Haitian by descent these Cuban musicians find themselves learning new songs
from children who despite their plight are keen to share what they know and
laugh in the process. This is a very moving experience for the choir who back
home in Cuba are known as Grupo Vocal Desandann. Desandann literally
means 'descendents' and they have revived the songs of their ancestors for
modern times because of a belief that, "Music is like food, it feeds the spirit and is
a major inspiration for everyday life". Their sojourn in Haiti so soon after the
earthquake only confirms this belief: “We are Cubans but this we felt this
catastrophe deep in our hearts as our families were born there and it is our
heritage. Haiti is a country that has suffered, yet its people and its children are
alive with culture”
The Creole Choir's ten remarkable singers come from Camagüey, Cuba's third
city, down towards the eastern end of the island. They grew up and studied
music in this old colonial town, designated a UNESCO World heritage Site in
2008 for its iconic architecture. The Creole Choir itself was founded in 1994
during the 'Special Period', when the Cuban economy fell into a black hole
following the end of the USSR and of Soviet support for the revolution. Food was
short while homes and work places often went dark due to lack of electricity. It
was at this difficult time that members of the Professional Choir of Camagüey
who were descendents of Haitians decided to re-forge the resistance songs and
laments of their forebears, to celebrate the history of their Haitian descendents
enslaved to the Caribbean from West Africa. To the songs that had been
passed down in their families since the early 19th century, they added more
modern Haitian sounds following their own first visit to a Haitian festival in 1996.

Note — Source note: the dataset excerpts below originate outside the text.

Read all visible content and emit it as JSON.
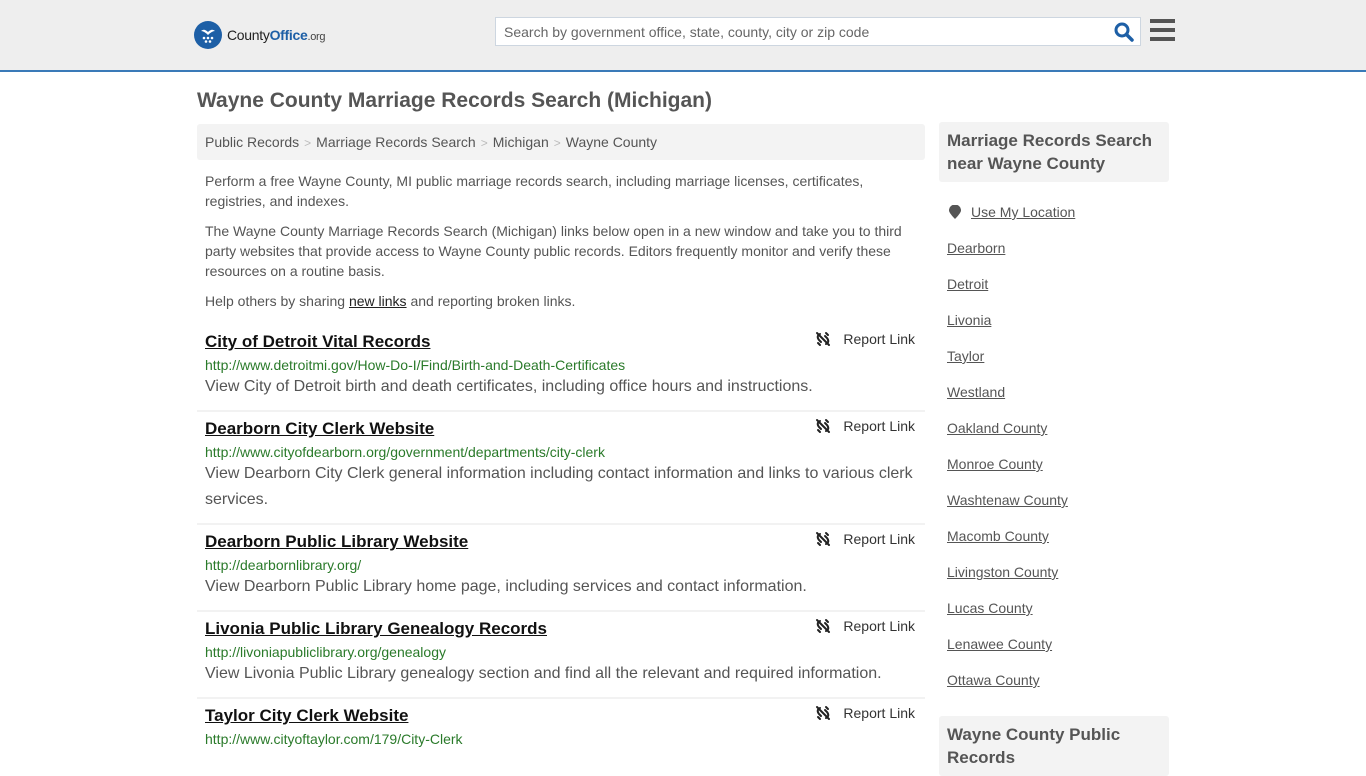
{
  "header": {
    "logo": {
      "name_part1": "County",
      "name_part2": "Office",
      "name_part3": ".org"
    },
    "search": {
      "placeholder": "Search by government office, state, county, city or zip code",
      "value": ""
    },
    "icons": {
      "search": "search-icon",
      "menu": "hamburger-menu-icon",
      "logo": "eagle-stars-logo-icon"
    }
  },
  "page": {
    "title": "Wayne County Marriage Records Search (Michigan)",
    "breadcrumb": [
      "Public Records",
      "Marriage Records Search",
      "Michigan",
      "Wayne County"
    ],
    "intro": {
      "p1": "Perform a free Wayne County, MI public marriage records search, including marriage licenses, certificates, registries, and indexes.",
      "p2": "The Wayne County Marriage Records Search (Michigan) links below open in a new window and take you to third party websites that provide access to Wayne County public records. Editors frequently monitor and verify these resources on a routine basis.",
      "p3_before": "Help others by sharing ",
      "p3_link": "new links",
      "p3_after": " and reporting broken links."
    }
  },
  "results": [
    {
      "title": "City of Detroit Vital Records",
      "url": "http://www.detroitmi.gov/How-Do-I/Find/Birth-and-Death-Certificates",
      "description": "View City of Detroit birth and death certificates, including office hours and instructions.",
      "report_label": "Report Link"
    },
    {
      "title": "Dearborn City Clerk Website",
      "url": "http://www.cityofdearborn.org/government/departments/city-clerk",
      "description": "View Dearborn City Clerk general information including contact information and links to various clerk services.",
      "report_label": "Report Link"
    },
    {
      "title": "Dearborn Public Library Website",
      "url": "http://dearbornlibrary.org/",
      "description": "View Dearborn Public Library home page, including services and contact information.",
      "report_label": "Report Link"
    },
    {
      "title": "Livonia Public Library Genealogy Records",
      "url": "http://livoniapubliclibrary.org/genealogy",
      "description": "View Livonia Public Library genealogy section and find all the relevant and required information.",
      "report_label": "Report Link"
    },
    {
      "title": "Taylor City Clerk Website",
      "url": "http://www.cityoftaylor.com/179/City-Clerk",
      "description": "",
      "report_label": "Report Link"
    }
  ],
  "sidebar": {
    "nearby_heading": "Marriage Records Search near Wayne County",
    "use_location": "Use My Location",
    "nearby": [
      "Dearborn",
      "Detroit",
      "Livonia",
      "Taylor",
      "Westland",
      "Oakland County",
      "Monroe County",
      "Washtenaw County",
      "Macomb County",
      "Livingston County",
      "Lucas County",
      "Lenawee County",
      "Ottawa County"
    ],
    "public_records_heading": "Wayne County Public Records"
  },
  "colors": {
    "accent": "#1d5fa6",
    "url_green": "#2a7a2a",
    "topbar_bg": "#eeeeee",
    "topbar_border": "#3a7ab8"
  }
}
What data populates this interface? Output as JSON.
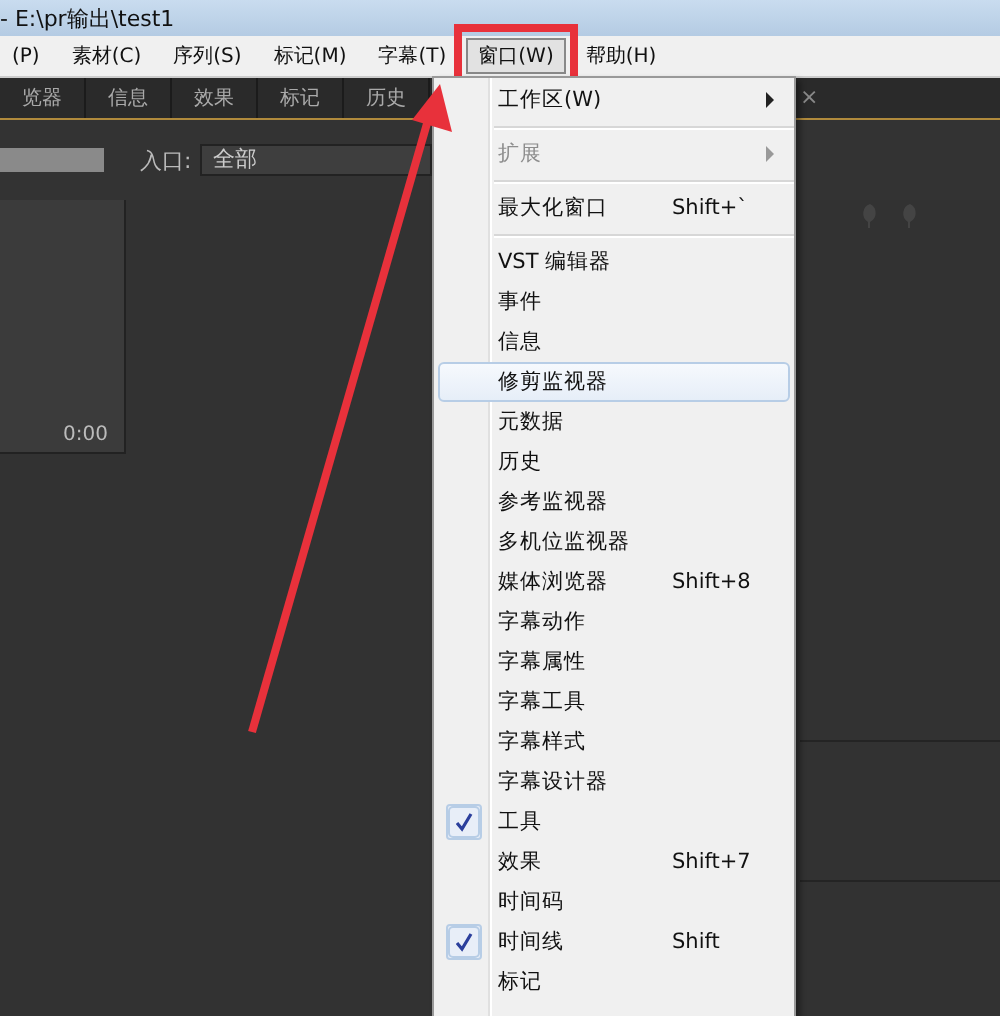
{
  "window": {
    "title": "- E:\\pr输出\\test1"
  },
  "menubar": [
    {
      "label": "(P)",
      "selected": false
    },
    {
      "label": "素材(C)",
      "selected": false
    },
    {
      "label": "序列(S)",
      "selected": false
    },
    {
      "label": "标记(M)",
      "selected": false
    },
    {
      "label": "字幕(T)",
      "selected": false
    },
    {
      "label": "窗口(W)",
      "selected": true
    },
    {
      "label": "帮助(H)",
      "selected": false
    }
  ],
  "panel_tabs": [
    {
      "label": "览器",
      "selected": false
    },
    {
      "label": "信息",
      "selected": false
    },
    {
      "label": "效果",
      "selected": false
    },
    {
      "label": "标记",
      "selected": false
    },
    {
      "label": "历史",
      "selected": false
    }
  ],
  "close_glyph": "×",
  "in_point": {
    "label": "入口:",
    "value": "全部"
  },
  "monitor": {
    "timecode": "0:00"
  },
  "menu": [
    {
      "kind": "submenu",
      "label": "工作区(W)",
      "disabled": false,
      "checked": false,
      "selected": false
    },
    {
      "kind": "separator"
    },
    {
      "kind": "submenu",
      "label": "扩展",
      "disabled": true,
      "checked": false,
      "selected": false
    },
    {
      "kind": "separator"
    },
    {
      "kind": "item",
      "label": "最大化窗口",
      "shortcut": "Shift+`",
      "disabled": false,
      "checked": false,
      "selected": false
    },
    {
      "kind": "separator"
    },
    {
      "kind": "item",
      "label": "VST 编辑器",
      "disabled": false,
      "checked": false,
      "selected": false
    },
    {
      "kind": "item",
      "label": "事件",
      "disabled": false,
      "checked": false,
      "selected": false
    },
    {
      "kind": "item",
      "label": "信息",
      "disabled": false,
      "checked": false,
      "selected": false
    },
    {
      "kind": "item",
      "label": "修剪监视器",
      "disabled": false,
      "checked": false,
      "selected": true
    },
    {
      "kind": "item",
      "label": "元数据",
      "disabled": false,
      "checked": false,
      "selected": false
    },
    {
      "kind": "item",
      "label": "历史",
      "disabled": false,
      "checked": false,
      "selected": false
    },
    {
      "kind": "item",
      "label": "参考监视器",
      "disabled": false,
      "checked": false,
      "selected": false
    },
    {
      "kind": "item",
      "label": "多机位监视器",
      "disabled": false,
      "checked": false,
      "selected": false
    },
    {
      "kind": "item",
      "label": "媒体浏览器",
      "shortcut": "Shift+8",
      "disabled": false,
      "checked": false,
      "selected": false
    },
    {
      "kind": "item",
      "label": "字幕动作",
      "disabled": false,
      "checked": false,
      "selected": false
    },
    {
      "kind": "item",
      "label": "字幕属性",
      "disabled": false,
      "checked": false,
      "selected": false
    },
    {
      "kind": "item",
      "label": "字幕工具",
      "disabled": false,
      "checked": false,
      "selected": false
    },
    {
      "kind": "item",
      "label": "字幕样式",
      "disabled": false,
      "checked": false,
      "selected": false
    },
    {
      "kind": "item",
      "label": "字幕设计器",
      "disabled": false,
      "checked": false,
      "selected": false
    },
    {
      "kind": "item",
      "label": "工具",
      "disabled": false,
      "checked": true,
      "selected": false
    },
    {
      "kind": "item",
      "label": "效果",
      "shortcut": "Shift+7",
      "disabled": false,
      "checked": false,
      "selected": false
    },
    {
      "kind": "item",
      "label": "时间码",
      "disabled": false,
      "checked": false,
      "selected": false
    },
    {
      "kind": "item",
      "label": "时间线",
      "shortcut": "Shift",
      "disabled": false,
      "checked": true,
      "selected": false
    },
    {
      "kind": "item",
      "label": "标记",
      "disabled": false,
      "checked": false,
      "selected": false
    }
  ]
}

Songs are sung in creole, Cuba's second language, first created by slaves by
fusing words together words from their African languages, the Taíno language of
Caribbean indigenous people, with French, Spanish and English. Creole was
spoken by the choir's parents, grandparents and great grandparents, people
doubly displaced, first from Africa then from Haiti. The first wave of Haitians were
brought to Cuba as slaves to work in the sugar plantations of the French
aristocracy who fled Haiti after the slave revolts of the 1790s. Subsequent
waves of Haitians came to the island during 19th and early 20th century, and
again in the 1950s during the brutal dictatorship of Papa Doc Duvalier. All lived in
the countryside in conditions akin to slavery enduring harsh discrimination until
the 1959 Revolution brought with it literacy, education and equality. The Creole
Choir describe each of their songs as being 'like a small film' filled with vitality,
humour and compassion. They tell stories of survival despite abject poverty, of
heroes who defied colonial masters, of ghosts at the crossroads, of enduring
love, of homesickness for family, of abandonment but never loss of hope,
mother's laments and prayers, of the desire for freedom. With irresistible
melodies driven by richly textured harmonies, shifting Caribbean rhythms with a
very original root bass sound, this is impassioned singing by a unique group. In
the words of the glorious Edem Chanté – Help Us Sing! - be prepared to hear
something completely different and 'new' from Cuba.